The cellar is the beating heart of the company where the manual skills of the operators and the knowledge of the winemaker merge. Of course, today, technology is an indispensable element which, however, according to some, has taken poetry away from a work that is lost in the mists of time.
We ask the oenologist Dora MarchI for her opinion on the matter.
What is your opinion on the statement: “Wine is no longer made in the vineyard, but only in the cellar”? A cliché sentence or does it hide a grain of truth?
The work philosophy of our team is completely the opposite. For us, the grapes, the vineyard, the territory, the soil and the winegrower who takes care of the environment count.
Wine is made in the vineyard, in the cellar we must preserve and highlight what the vineyard has produced.
Man, through the care of the vineyard and thinning, can improve the quality of the wine and make a wine of excellence. The territory, however, is fundamental and only some areas will be able to produce wines characterized by longevity. Longevity is given by a whole series of microelements and substances, which the plant absorbs from the soil. It will be the roots of the plant and the mycorrhizae to allow the plant to absorb these substances and to produce grapes and therefore wines rich in these elements.
How much has technology in the cellar improved and how depersonalized the work of the winemaker?
Certainly some technologies have made it possible to improve the wine and, above all, to respect the grapes and preserve their quality. Above all, it is the knowledge and study of the phenomena underlying the different stages of vinification and aging that have allowed us to improve.
The cold technology has allowed us to preserve the grapes and the wines. The use of presses and soft pressing cycles have ensured that the grapes are not mistreated and the must is cleaner and richer in antioxidants and aromatic precursors. Another leap forward was made with the new generation of destemmers that detach the grape from the stalks without breaking it. Furthermore, the use of inert gases has allowed us to avoid contact with the air in some stages of winemaking and aging.
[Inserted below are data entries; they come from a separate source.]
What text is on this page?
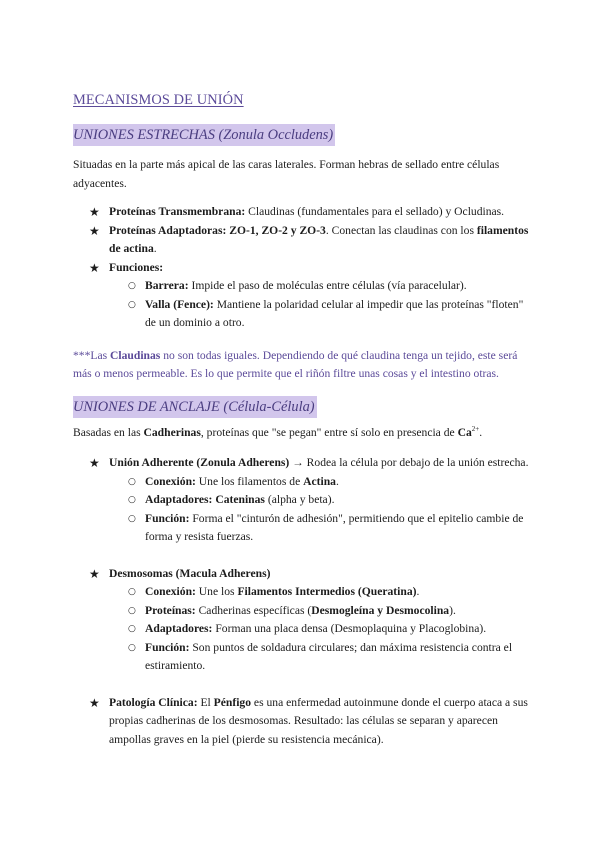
MECANISMOS DE UNIÓN
UNIONES ESTRECHAS (Zonula Occludens)

Situadas en la parte más apical de las caras laterales. Forman hebras de sellado entre células adyacentes.

★ Proteínas Transmembrana: Claudinas (fundamentales para el sellado) y Ocludinas.
★ Proteínas Adaptadoras: ZO-1, ZO-2 y ZO-3. Conectan las claudinas con los filamentos de actina.
★ Funciones:
○ Barrera: Impide el paso de moléculas entre células (vía paracelular).
○ Valla (Fence): Mantiene la polaridad celular al impedir que las proteínas "floten" de un dominio a otro.

***Las Claudinas no son todas iguales. Dependiendo de qué claudina tenga un tejido, este será más o menos permeable. Es lo que permite que el riñón filtre unas cosas y el intestino otras.

UNIONES DE ANCLAJE (Célula-Célula)

Basadas en las Cadherinas, proteínas que "se pegan" entre sí solo en presencia de $Ca^{2+}$.

★ Unión Adherente (Zonula Adherens) → Rodea la célula por debajo de la unión estrecha.
○ Conexión: Une los filamentos de Actina.
○ Adaptadores: Cateninas (alpha y beta).
○ Función: Forma el "cinturón de adhesión", permitiendo que el epitelio cambie de forma y resista fuerzas.
★ Desmosomas (Macula Adherens)
○ Conexión: Une los Filamentos Intermedios (Queratina).
○ Proteínas: Cadherinas específicas (Desmogleína y Desmocolina).
○ Adaptadores: Forman una placa densa (Desmoplaquina y Placoglobina).
○ Función: Son puntos de soldadura circulares; dan máxima resistencia contra el estiramiento.
★ Patología Clínica: El Pénfigo es una enfermedad autoinmune donde el cuerpo ataca a sus propias cadherinas de los desmosomas. Resultado: las células se separan y aparecen ampollas graves en la piel (pierde su resistencia mecánica).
So, technology is welcome when it allows you to respect the grapes and make wine without having to intervene with impacting treatments such as clarification, excessive filtration, or the use of additives and adjuvants.
The study of the grape and the phenomena of winemaking, refining and bottling has allowed us to use technologies such as cold, gas control and to prevent a whole series of phenomena, avoiding chemical treatments and has allowed us to use fewer additives and even less sulfur dioxide.
According to your experience, which technological tool today is impossible to give up?
Certainly, the cold technology and the use of inert gases.
What are the main criticalities of a winery and what is your modus operandi to solve them?
Definitely, hygiene and cleanliness. The first thing that must be taught to the cellarman and the oenologist is that wine is a food product and, like all food companies, the cellar must have and respect very specific hygiene rules in all stages of processing, from grape harvest, bottling and even after.
It is essential to build the cellar in a way that is easy to keep clean. It is necessary to inform and train the staff of which are the critical points in the various stages of processing.
Too many problems arise from poor cellar management, contamination of yeasts such as brettanomyces, or heterolactic and acetic bacteria.
Good hygiene practice allows us to use less sulfur dioxide, whose main function is antiseptic.
It is also easier when working in a clean and tidy cellar.
In your imagination, how should your ideal cellar be structured? Did you manage to find it in any company?
I would like a cellar that works completely by gravity, minimizing the use of pumps especially to move grapes, crushed grapes and pomace. That it had an ideal temperature control for the different containers and an efficient control of the temperature and humidity of the different environments.
A winery that used both optical and manual grape selection systems. Systems that allow discard unripe grapes and in any case allow selection.
The selection of the grapes is important, essential for making quality wines. It is becoming more and more important in this era of climate change, which sees more and more ripe grapes in the same cluster, next to grapes with different degrees of maturity or immature.
The selection of the grapes allows to obtain a greater homogeneity and to discard the grapes with unripe tannins that will lead to sensations in the wine of dry and dry and bitter.
Fortunately, there are wineries that use gravity processing and also grape selection. Not necessarily they are wineries with an innovative design and built by renowned architects. They are certainly beautiful cellars, but above all functional.